Pour terminer aujourd’hui, je voudrais insister sur le fait qu’il faut aussi compter avec le temps. On ne peut pas comprendre ni assimiler tout d’un seul coup. Il faut beaucoup de patience.

La connaissance intellectuelle des paroles des pères ne suffit pas si l’on n’a pas fait l’expérience du combat contre les tentations et si l’on n’a pas exercé sa persévérance dans les épreuves.

Chacun de nous a déjà été soumis à des tentations, y a parfois résisté et parfois succombé. On n’entrera pas dans les détails, pour préserver l’intimité de chacun.

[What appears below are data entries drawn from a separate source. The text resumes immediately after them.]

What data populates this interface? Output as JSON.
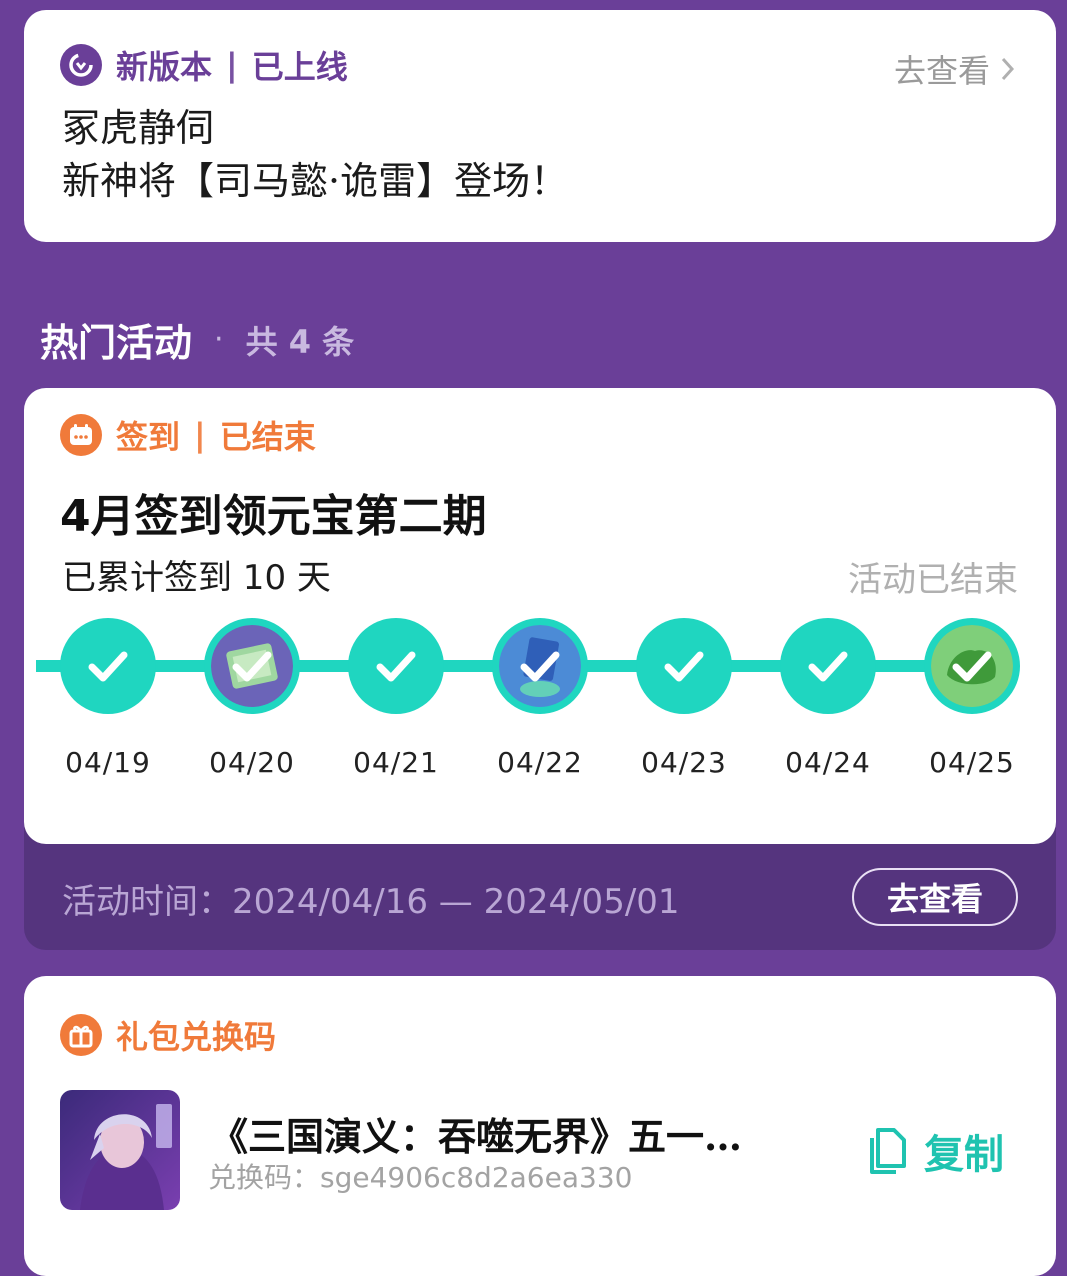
{
  "version": {
    "tag_label": "新版本",
    "tag_sep": "|",
    "tag_status": "已上线",
    "goto_label": "去查看",
    "line1": "冢虎静伺",
    "line2": "新神将【司马懿·诡雷】登场！"
  },
  "section": {
    "title": "热门活动",
    "dot": "·",
    "count_label": "共 4 条"
  },
  "signin": {
    "tag_label": "签到",
    "tag_sep": "|",
    "tag_status": "已结束",
    "title": "4月签到领元宝第二期",
    "days_text": "已累计签到 10 天",
    "ended_label": "活动已结束",
    "days": [
      {
        "date": "04/19",
        "reward": false
      },
      {
        "date": "04/20",
        "reward": true
      },
      {
        "date": "04/21",
        "reward": false
      },
      {
        "date": "04/22",
        "reward": true
      },
      {
        "date": "04/23",
        "reward": false
      },
      {
        "date": "04/24",
        "reward": false
      },
      {
        "date": "04/25",
        "reward": true
      }
    ],
    "time_text": "活动时间：2024/04/16 — 2024/05/01",
    "goto_label": "去查看"
  },
  "gift": {
    "tag_label": "礼包兑换码",
    "name": "《三国演义：吞噬无界》五一…",
    "code_text": "兑换码：sge4906c8d2a6ea330",
    "copy_label": "复制"
  },
  "colors": {
    "background": "#6a3f98",
    "accent_orange": "#f07a3a",
    "accent_teal": "#1fd6c0",
    "footer": "#55347e"
  }
}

Chacun de nous a connu des épreuves à un moment ou à un autre dans sa vie (scolaire, professionnelle, sociale, affective…) : des échecs de tous ordres, des coups qui font mal, des déceptions amoureuses, des attaques injustes, des humiliations, la maladie, le décès de personnes qui nous étaient proches… Le Christ ne nous a pas promis une vie à l’abri de toute difficulté, de toute souffrance. Il nous a promis d’être avec nous. C’est dans les épreuves que notre foi se révèle et se fortifie. Les épreuves, même si elles font mal, sont des occasions privilégiées dans lesquelles Dieu vient à notre rencontre. Elles peuvent aussi nous aider à voir ce que nous devons changer dans notre vie.

C’est tout cela qui fait l’expérience de la vie chrétienne, de la vie intérieure.